HISTORIQUE DE LA RECHERCHE : SERIES CHRONOLOGIQUES DES EVENEMENTS MARQUANTS DE L’EXPLOITATION DE LA FILIERE BOIS PRECIEUX A MADAGASCAR
HISTORIQUE DE L’EXPLOITATION DES BOIS PRECIEUX DANS LA REGION
Presque toutes les exploitations de bois précieux dans la région SAVA ont pris fin en 2000. 45 exploitants possédant en moyenne 145ha chacun, ont été recensés dans la région.
Les lots d’exploitation appartiennent aux forêts s’étendant sur une superficie de 110 000 Ha, hors AP. La densité des individus de bois de rose était de 5 pieds à l’hectare. De 1980-1995, le principal produit exploité était le bois d’ébène. Mais à partir de 1995, le bois de rose commence à prendre de l’importance, en termes de demande. C’est le début de la recrudescence des pressions sur les AP, selon le responsable du MNP Masoala. Actuellement, des centaines de villageois coupent des bois de rose (RANDRIAMALALA et al, 2010).
ANNEE 2000 : SUSPENSION DE LA DELIVRANCE DU PERMIS D’EXPLOITATION
Le 30 octobre 2000, un arrêté interministériel interdisait l’octroi de nouveaux permis d’exploitation et d’exportation des bois précieux (bois de rose et bois d’ébène) pour une durée de trois ans. L’objectif était l’assainissement de la filière. Mais, les permis en cours restaient en vigueur, selon l’article 18 du contrat d’exploitation. Seuls 13 exploitants ont donc pu continuer leurs activités d’exploitation. En 2006, toutes les activités d’exploitation ont cessées, date correspondant à l’expiration de la validité des permis d’exploitation restants, et à laquelle l’administration a suspendu toutes activités afférentes au bois précieux. La réforme adoptée par le Ministère dans le cadre de l’assainissement consistait à la mise en place du système d’adjudication pour la délivrance de permis d’exploitation, en remplacement au système de gré à gré, et où les arguments essentiels évoqués sont la transparence dans la gestion des ressources, l’ajustement des politiques de gestion des ressources, en conformité avec la politique de réforme mondial (soutenu par les bailleurs) et la bonne gouvernance.
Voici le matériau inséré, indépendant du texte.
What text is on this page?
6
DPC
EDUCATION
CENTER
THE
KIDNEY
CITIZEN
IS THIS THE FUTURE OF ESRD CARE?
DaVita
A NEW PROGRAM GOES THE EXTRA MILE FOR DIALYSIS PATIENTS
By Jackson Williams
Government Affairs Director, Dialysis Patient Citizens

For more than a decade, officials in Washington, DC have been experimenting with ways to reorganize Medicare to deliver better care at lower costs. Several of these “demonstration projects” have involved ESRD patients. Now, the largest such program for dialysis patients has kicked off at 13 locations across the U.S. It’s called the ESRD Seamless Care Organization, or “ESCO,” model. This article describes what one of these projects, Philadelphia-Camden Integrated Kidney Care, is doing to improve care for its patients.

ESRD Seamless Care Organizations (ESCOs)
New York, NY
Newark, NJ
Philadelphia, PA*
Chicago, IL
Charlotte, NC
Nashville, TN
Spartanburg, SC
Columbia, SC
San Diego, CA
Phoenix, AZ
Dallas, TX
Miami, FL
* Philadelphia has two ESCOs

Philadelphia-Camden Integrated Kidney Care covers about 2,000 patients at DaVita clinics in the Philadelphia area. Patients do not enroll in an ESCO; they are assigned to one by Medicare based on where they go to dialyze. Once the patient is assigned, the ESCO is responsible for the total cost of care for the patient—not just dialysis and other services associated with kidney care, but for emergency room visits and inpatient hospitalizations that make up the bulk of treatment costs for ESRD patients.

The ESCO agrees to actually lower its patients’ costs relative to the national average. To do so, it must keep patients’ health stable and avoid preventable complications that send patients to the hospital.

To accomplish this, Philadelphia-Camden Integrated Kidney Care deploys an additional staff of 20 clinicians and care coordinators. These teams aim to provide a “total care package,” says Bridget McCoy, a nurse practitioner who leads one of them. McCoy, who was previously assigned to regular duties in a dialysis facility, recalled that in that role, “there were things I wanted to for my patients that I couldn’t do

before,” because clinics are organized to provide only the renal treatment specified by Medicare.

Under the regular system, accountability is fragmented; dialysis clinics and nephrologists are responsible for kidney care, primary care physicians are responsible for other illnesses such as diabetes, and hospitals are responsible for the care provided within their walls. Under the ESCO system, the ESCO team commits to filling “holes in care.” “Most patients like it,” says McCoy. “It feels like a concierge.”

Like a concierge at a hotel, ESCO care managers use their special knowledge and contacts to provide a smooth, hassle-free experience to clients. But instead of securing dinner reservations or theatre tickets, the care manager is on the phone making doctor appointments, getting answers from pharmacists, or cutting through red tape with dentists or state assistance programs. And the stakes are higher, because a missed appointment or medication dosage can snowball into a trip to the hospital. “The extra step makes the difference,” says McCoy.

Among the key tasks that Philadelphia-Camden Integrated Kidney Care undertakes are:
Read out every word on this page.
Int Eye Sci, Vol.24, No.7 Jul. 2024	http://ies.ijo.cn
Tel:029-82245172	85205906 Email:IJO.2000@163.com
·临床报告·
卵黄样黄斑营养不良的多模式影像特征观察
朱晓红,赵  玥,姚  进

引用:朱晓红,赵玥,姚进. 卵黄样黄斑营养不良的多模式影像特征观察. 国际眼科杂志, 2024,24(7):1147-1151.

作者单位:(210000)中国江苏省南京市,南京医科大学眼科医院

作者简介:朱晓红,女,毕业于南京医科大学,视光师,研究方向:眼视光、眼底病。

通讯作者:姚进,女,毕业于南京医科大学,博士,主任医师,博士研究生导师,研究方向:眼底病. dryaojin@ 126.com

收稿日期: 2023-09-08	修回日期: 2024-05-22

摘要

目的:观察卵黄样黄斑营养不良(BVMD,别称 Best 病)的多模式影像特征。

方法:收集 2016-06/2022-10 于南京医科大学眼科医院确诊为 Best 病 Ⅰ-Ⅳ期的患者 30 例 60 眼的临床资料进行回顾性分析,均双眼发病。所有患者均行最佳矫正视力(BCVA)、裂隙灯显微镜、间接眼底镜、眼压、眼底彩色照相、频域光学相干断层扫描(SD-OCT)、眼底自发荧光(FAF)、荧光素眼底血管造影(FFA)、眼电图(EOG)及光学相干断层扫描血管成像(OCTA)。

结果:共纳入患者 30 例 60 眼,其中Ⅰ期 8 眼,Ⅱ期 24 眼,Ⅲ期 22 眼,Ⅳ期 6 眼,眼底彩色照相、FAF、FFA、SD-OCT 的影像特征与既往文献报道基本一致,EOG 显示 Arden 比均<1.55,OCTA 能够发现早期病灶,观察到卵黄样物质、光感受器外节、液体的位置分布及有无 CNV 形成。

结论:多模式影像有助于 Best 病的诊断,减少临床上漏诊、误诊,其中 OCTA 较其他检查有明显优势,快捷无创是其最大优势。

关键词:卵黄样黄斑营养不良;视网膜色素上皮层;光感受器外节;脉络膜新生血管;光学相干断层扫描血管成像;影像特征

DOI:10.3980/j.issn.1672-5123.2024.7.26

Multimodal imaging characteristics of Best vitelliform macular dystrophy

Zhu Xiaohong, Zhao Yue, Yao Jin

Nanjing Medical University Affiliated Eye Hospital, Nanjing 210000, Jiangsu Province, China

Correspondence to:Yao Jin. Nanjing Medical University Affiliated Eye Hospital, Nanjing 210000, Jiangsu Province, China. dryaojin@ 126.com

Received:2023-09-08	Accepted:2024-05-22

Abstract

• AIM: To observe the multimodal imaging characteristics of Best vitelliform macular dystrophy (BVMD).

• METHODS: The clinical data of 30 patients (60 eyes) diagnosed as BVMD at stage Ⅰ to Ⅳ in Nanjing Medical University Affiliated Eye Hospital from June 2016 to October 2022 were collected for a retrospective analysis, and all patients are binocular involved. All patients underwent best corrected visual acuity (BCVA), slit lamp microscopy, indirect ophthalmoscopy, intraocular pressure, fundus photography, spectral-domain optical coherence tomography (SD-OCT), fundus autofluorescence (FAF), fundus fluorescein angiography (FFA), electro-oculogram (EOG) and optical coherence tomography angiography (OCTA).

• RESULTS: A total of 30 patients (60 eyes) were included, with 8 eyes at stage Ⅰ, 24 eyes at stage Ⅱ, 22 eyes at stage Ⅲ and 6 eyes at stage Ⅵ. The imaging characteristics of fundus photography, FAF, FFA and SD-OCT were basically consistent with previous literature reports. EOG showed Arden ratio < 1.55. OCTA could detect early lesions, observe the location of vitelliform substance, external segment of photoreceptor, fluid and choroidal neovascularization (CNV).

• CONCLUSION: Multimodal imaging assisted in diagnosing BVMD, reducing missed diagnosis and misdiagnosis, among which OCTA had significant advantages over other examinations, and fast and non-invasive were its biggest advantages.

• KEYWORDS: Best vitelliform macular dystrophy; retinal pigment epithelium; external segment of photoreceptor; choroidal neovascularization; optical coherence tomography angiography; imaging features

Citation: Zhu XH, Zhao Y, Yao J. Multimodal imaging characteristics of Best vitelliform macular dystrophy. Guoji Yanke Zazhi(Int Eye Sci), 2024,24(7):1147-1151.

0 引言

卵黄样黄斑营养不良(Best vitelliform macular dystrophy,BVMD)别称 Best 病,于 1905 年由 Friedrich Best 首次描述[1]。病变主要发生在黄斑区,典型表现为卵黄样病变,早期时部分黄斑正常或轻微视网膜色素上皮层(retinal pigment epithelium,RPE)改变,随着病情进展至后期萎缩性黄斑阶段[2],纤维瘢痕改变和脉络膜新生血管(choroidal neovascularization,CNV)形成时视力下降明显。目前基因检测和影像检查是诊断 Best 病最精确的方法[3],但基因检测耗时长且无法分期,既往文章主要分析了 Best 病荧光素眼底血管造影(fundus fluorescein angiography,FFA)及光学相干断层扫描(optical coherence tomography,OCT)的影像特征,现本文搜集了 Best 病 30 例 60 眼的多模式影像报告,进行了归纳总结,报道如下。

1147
Cependant, les exploitants dénoncent une manipulation de l’Etat à travers cette décision. En somme, la suspension des activités d’exploitation a fortement influencée l’économie locale, où une partie de la population vivant des activités d’exploitation, notamment les bûcherons et les exploitants, privés de leurs sources de revenus, ont éprouvés des difficultés financières.
ANNEE 2000 : CYCLONE HUDAH ET AUTORISATION DE RAMASSAGE
Suite au passage du cyclone HUDAH, en 2000, les régions d’Antalaha et de Cap Est ont été sévèrement touchées. Les diverses activités professionnelles ont été vivement ralenties par les dégâts causés aux cultures et aux forêts. Pour aider les populations locales, une dérogation spéciale, relative à l’autorisation d’exportation des bois précieux, à partir de ramassage de bois abattus dans les forêts touchées par le cyclone, a été accordée à 13 opérateurs. La dérogation concernait l’évacuation de 10 000T de Bois de rose sous forme brute. Mais il semblerait que des dérogations supplémentaires aient été octroyées à certains exploitants et exportateurs (STASSE, 2002). C’est alors que l’exploitation du Bois de rose s’est fortement intensifiée (STASSE, 2002).
La date butoir à laquelle tous les bois devaient être transférés à Tamatave était le 30 juin 2001. Or à cette date, 2500 tonnes seulement ont été transférées vers Tamatave. Il reste donc officiellement des stocks. Cependant, des transports de Bois de rose se poursuivaient, en direction de Tamatave (STASSE, 2002). A titre d’exemple, en 2001, sur 5000T de bois de rose destinés à l’exportation, près de 4/5 ont été frappés d’illégalité. C’est alors que des questions se posent: que vont devenir ces bois? Selon les textes en vigueur, ils doivent être saisis. Ces dérogations ont été une solution temporaire pour les populations. Mais elles ne constituent pas une solution satisfaisante à long terme (STASSE, 2002). Elles ont permis de valoriser des bois menacés de pourrir, mais n’ont pas favorisé la mise en place de structures permettant la création de valeur ajoutée (STASSE, 2002). Les emplois créés sont temporaires (STASSE, 2002).
ANNEE 2004 : CYCLONE GAFFILO ET AUTORISATION DE COLLECTE
En 2004, Madagascar a été de nouveau frappé par des cyclones : Elita et Gafilo. Ces cataclysmes ont fortement éprouvé la population mais également la nature, notamment les zones forestières de SAVA. Le 28 octobre 2004, le gouvernement a promulgué un arrêté ministériel (n°17939/2004, du 21 septembre 2004 stipule dans son article premier que » sont autorisés à l’exportation, les produits principaux de forêts d’essence de 2e, 3e, 4e et 5e catégories sous forme de bois semi travaillé ou travaillé”, autorisant 18 opérateurs à collecter, commercialiser et exporter les bois cyclonés. L’autorisation de collecte prend fin officiellement le 30 mars 2005.